Afghans call for foreign compound to be closed after Taliban bomb kills civilians

Wounded men receive treatment in a hospital after a large explosion in Kabul, Afghanistan, Monday, Sept. 2, 2019. The Taliban claimed responsibility for a large explosion in the Afghan capital Monday night, which government officials said targeted an area home to several international organizations and guesthouses.


By SIOBHÁN O'GRADY | The Washington Post | Published: September 3, 2019

KABUL, Afghanistan — Around 500 protesters gathered outside a compound housing foreign nationals on Tuesday, calling for it to be shut down just hours after a bomb targeting the facility killed at least 16 people and wounded more than 100 others.

The powerful tractor bomb exploded at 10 p.m. outside the Green Village, a large compound in eastern Kabul where number of international organizations are based. The blast came even as the top U.S. negotiator in peace talks was on TV talking about how close an agreement was.

The attack shook Kabul and reignited fears that Taliban violence against civilians is on the rise, despite U.S. envoy Zalmay Khalilzad saying the United States has reached an agreement "in principle" with the militant group. According to the draft agreement Khalilzad described Monday, 5,400 U.S. troops would exit Afghanistan within around five months of a deal being signed.

The Taliban quickly asserted responsibility for Monday night's attack, saying in a statement that they had targeted "foreign invaders." But initial reports suggested the victims were entirely Afghans, including employees of the Green Village and three members of the security forces. Officials said around 400 foreign nationals were evacuated from the heavily guarded premises.

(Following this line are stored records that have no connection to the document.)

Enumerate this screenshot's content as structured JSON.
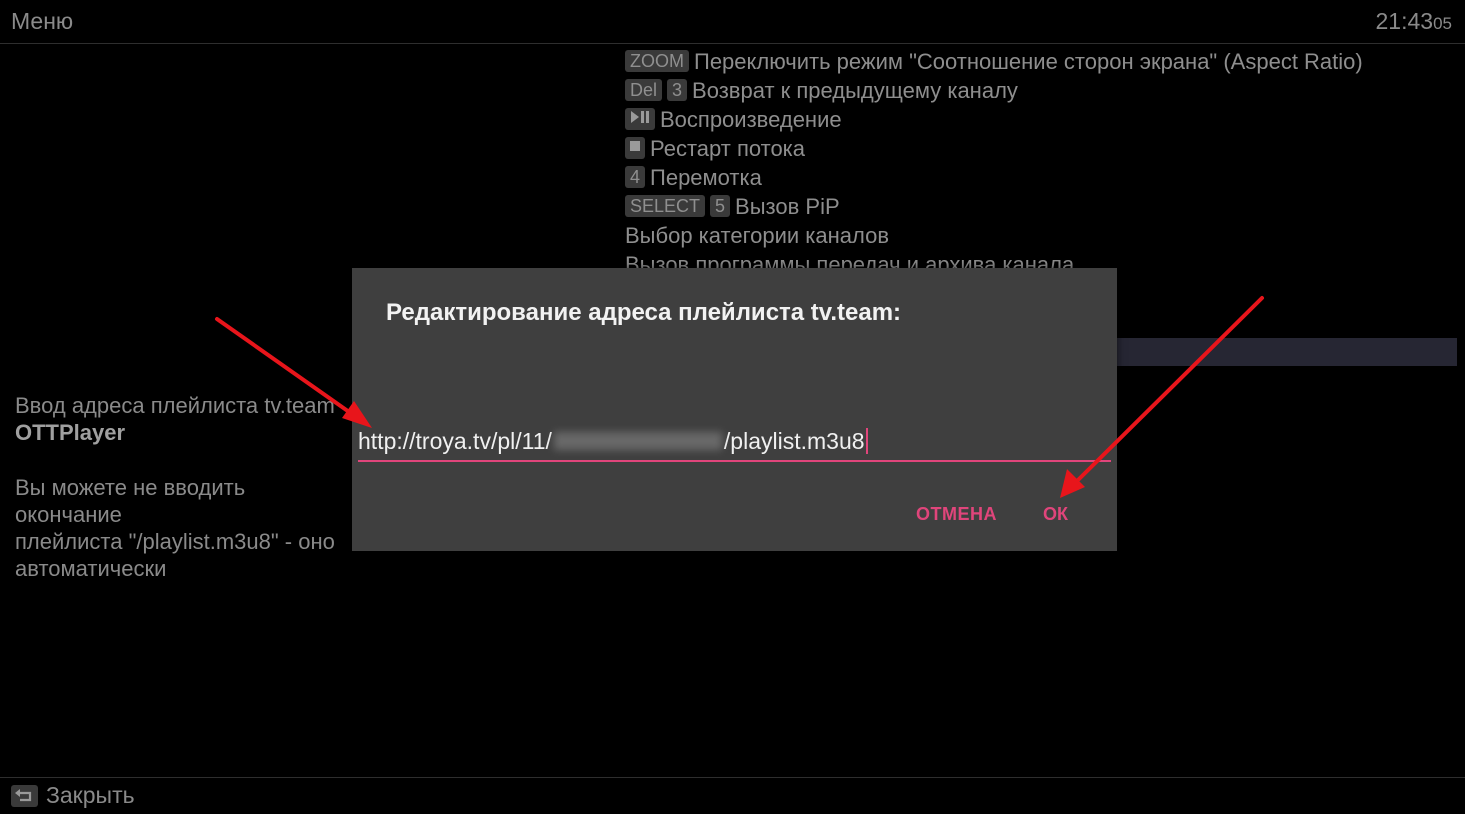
{
  "header": {
    "title": "Меню",
    "time_hm": "21:43",
    "time_sec": "05"
  },
  "hotkeys": [
    {
      "keys": [
        "ZOOM"
      ],
      "text": "Переключить режим \"Соотношение сторон экрана\" (Aspect Ratio)"
    },
    {
      "keys": [
        "Del",
        "3"
      ],
      "text": "Возврат к предыдущему каналу"
    },
    {
      "keys": [
        "play-pause-icon"
      ],
      "text": "Воспроизведение"
    },
    {
      "keys": [
        "stop-icon"
      ],
      "text": "Рестарт потока"
    },
    {
      "keys": [
        "4"
      ],
      "text": "Перемотка"
    },
    {
      "keys": [
        "SELECT",
        "5"
      ],
      "text": "Вызов PiP"
    },
    {
      "keys": [],
      "text": "Выбор категории каналов"
    },
    {
      "keys": [],
      "text": "Вызов программы передач и архива канала"
    }
  ],
  "left_info": {
    "line1": "Ввод адреса плейлиста tv.team",
    "line2": "OTTPlayer",
    "line3": "Вы можете не вводить окончание",
    "line4": "плейлиста \"/playlist.m3u8\" - оно",
    "line5": "автоматически"
  },
  "footer": {
    "close_label": "Закрыть"
  },
  "dialog": {
    "title": "Редактирование адреса плейлиста tv.team:",
    "value_prefix": "http://troya.tv/pl/11/",
    "value_suffix": "/playlist.m3u8",
    "cancel_label": "ОТМЕНА",
    "ok_label": "ОК"
  },
  "colors": {
    "accent": "#e0457b",
    "arrow": "#e8151b",
    "dialog_bg": "#3f3f3f"
  }
}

Footage from the scene showed extensive damage to the area, with a number of collapsed structures and a large crater where the explosion took place. Mud-built homes near the heavily guarded compound caved in from the impact.

This is the second time the Taliban has attacked the Green Village this year, stoking tensions among Afghans who live nearby and have borne the brunt of casualties. A gas station nearby also caught on fire.

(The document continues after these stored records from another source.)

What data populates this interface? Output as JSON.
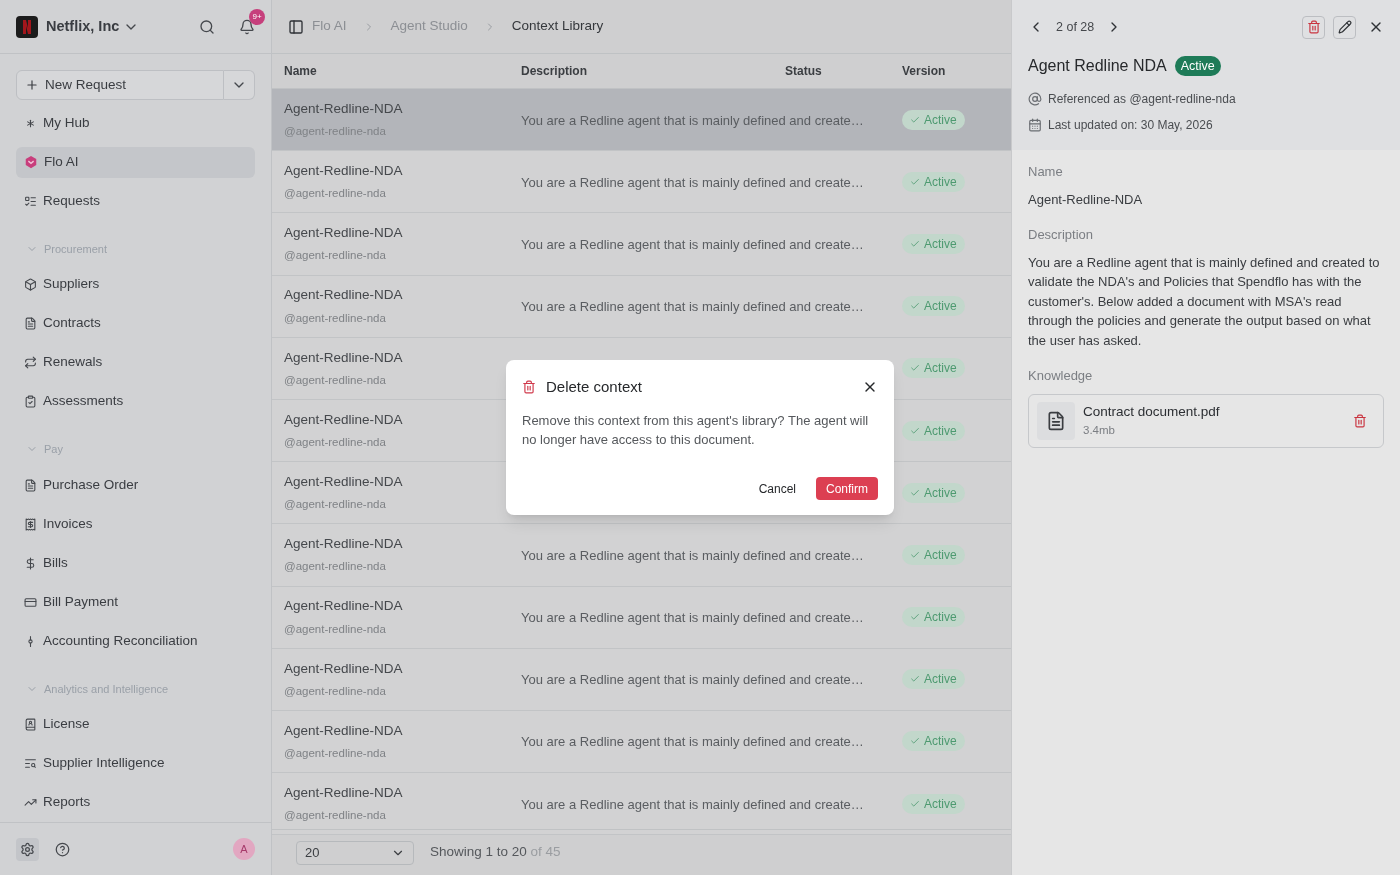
{
  "org": {
    "name": "Netflix, Inc",
    "badge": "9+"
  },
  "new_request": {
    "label": "New Request"
  },
  "nav": [
    {
      "kind": "item",
      "label": "My Hub",
      "selected": false
    },
    {
      "kind": "item",
      "label": "Flo AI",
      "selected": true
    },
    {
      "kind": "item",
      "label": "Requests",
      "selected": false
    },
    {
      "kind": "section",
      "label": "Procurement",
      "expanded": true
    },
    {
      "kind": "item",
      "label": "Suppliers",
      "selected": false
    },
    {
      "kind": "item",
      "label": "Contracts",
      "selected": false
    },
    {
      "kind": "item",
      "label": "Renewals",
      "selected": false
    },
    {
      "kind": "item",
      "label": "Assessments",
      "selected": false
    },
    {
      "kind": "section",
      "label": "Pay",
      "expanded": true
    },
    {
      "kind": "item",
      "label": "Purchase Order",
      "selected": false
    },
    {
      "kind": "item",
      "label": "Invoices",
      "selected": false
    },
    {
      "kind": "item",
      "label": "Bills",
      "selected": false
    },
    {
      "kind": "item",
      "label": "Bill Payment",
      "selected": false
    },
    {
      "kind": "item",
      "label": "Accounting Reconciliation",
      "selected": false
    },
    {
      "kind": "section",
      "label": "Analytics and Intelligence",
      "expanded": true
    },
    {
      "kind": "item",
      "label": "License",
      "selected": false
    },
    {
      "kind": "item",
      "label": "Supplier Intelligence",
      "selected": false
    },
    {
      "kind": "item",
      "label": "Reports",
      "selected": false
    }
  ],
  "footer": {
    "avatar": "A"
  },
  "breadcrumb": [
    "Flo AI",
    "Agent Studio",
    "Context Library"
  ],
  "table": {
    "columns": [
      "Name",
      "Description",
      "Status",
      "Version"
    ],
    "rows": [
      {
        "name": "Agent-Redline-NDA",
        "handle": "@agent-redline-nda",
        "description": "You are a Redline agent that is mainly defined and create…",
        "status": "Active",
        "selected": true
      },
      {
        "name": "Agent-Redline-NDA",
        "handle": "@agent-redline-nda",
        "description": "You are a Redline agent that is mainly defined and create…",
        "status": "Active",
        "selected": false
      },
      {
        "name": "Agent-Redline-NDA",
        "handle": "@agent-redline-nda",
        "description": "You are a Redline agent that is mainly defined and create…",
        "status": "Active",
        "selected": false
      },
      {
        "name": "Agent-Redline-NDA",
        "handle": "@agent-redline-nda",
        "description": "You are a Redline agent that is mainly defined and create…",
        "status": "Active",
        "selected": false
      },
      {
        "name": "Agent-Redline-NDA",
        "handle": "@agent-redline-nda",
        "status": "Active",
        "selected": false
      },
      {
        "name": "Agent-Redline-NDA",
        "handle": "@agent-redline-nda",
        "status": "Active",
        "selected": false
      },
      {
        "name": "Agent-Redline-NDA",
        "handle": "@agent-redline-nda",
        "status": "Active",
        "selected": false
      },
      {
        "name": "Agent-Redline-NDA",
        "handle": "@agent-redline-nda",
        "description": "You are a Redline agent that is mainly defined and create…",
        "status": "Active",
        "selected": false
      },
      {
        "name": "Agent-Redline-NDA",
        "handle": "@agent-redline-nda",
        "description": "You are a Redline agent that is mainly defined and create…",
        "status": "Active",
        "selected": false
      },
      {
        "name": "Agent-Redline-NDA",
        "handle": "@agent-redline-nda",
        "description": "You are a Redline agent that is mainly defined and create…",
        "status": "Active",
        "selected": false
      },
      {
        "name": "Agent-Redline-NDA",
        "handle": "@agent-redline-nda",
        "description": "You are a Redline agent that is mainly defined and create…",
        "status": "Active",
        "selected": false
      },
      {
        "name": "Agent-Redline-NDA",
        "handle": "@agent-redline-nda",
        "description": "You are a Redline agent that is mainly defined and create…",
        "status": "Active",
        "selected": false
      }
    ]
  },
  "pagination": {
    "page_size": "20",
    "showing": "Showing 1 to 20",
    "total": "of 45"
  },
  "detail": {
    "pager": "2 of 28",
    "title": "Agent Redline NDA",
    "status": "Active",
    "referenced": "Referenced as @agent-redline-nda",
    "updated": "Last updated on: 30 May, 2026",
    "fields": [
      {
        "label": "Name",
        "value": "Agent-Redline-NDA"
      },
      {
        "label": "Description",
        "value": "You are a Redline agent that is mainly defined and created to validate the NDA's and Policies that Spendflo has with the customer's. Below added a document with MSA's read through the policies and generate the output based on what the user has asked."
      }
    ],
    "knowledge": {
      "label": "Knowledge",
      "file": "Contract document.pdf",
      "size": "3.4mb"
    }
  },
  "dialog": {
    "title": "Delete context",
    "body": "Remove this context from this agent's library? The agent will no longer have access to this document.",
    "cancel": "Cancel",
    "confirm": "Confirm"
  }
}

"We will not let them here anymore," one protester told ToloNews, referring to foreigners staying at the compound. "We are not ready to sacrifice our children and women because of them."

In January, five people, including an Indian citizen, were killed in another Taliban attack on the compound. More than 100 others were wounded.

Khalilzad landed in Kabul on Sunday to brief Afghan officials on the draft agreement after wrapping up the latest round of peace talks with the Taliban in Qatar. The United States and the Taliban have met for nine rounds of talks over the past 10 months, in an effort to put an end to 18 years of war.

The Washington Post's Sayed Salahuddin and Sharif Hassan contributed to this report.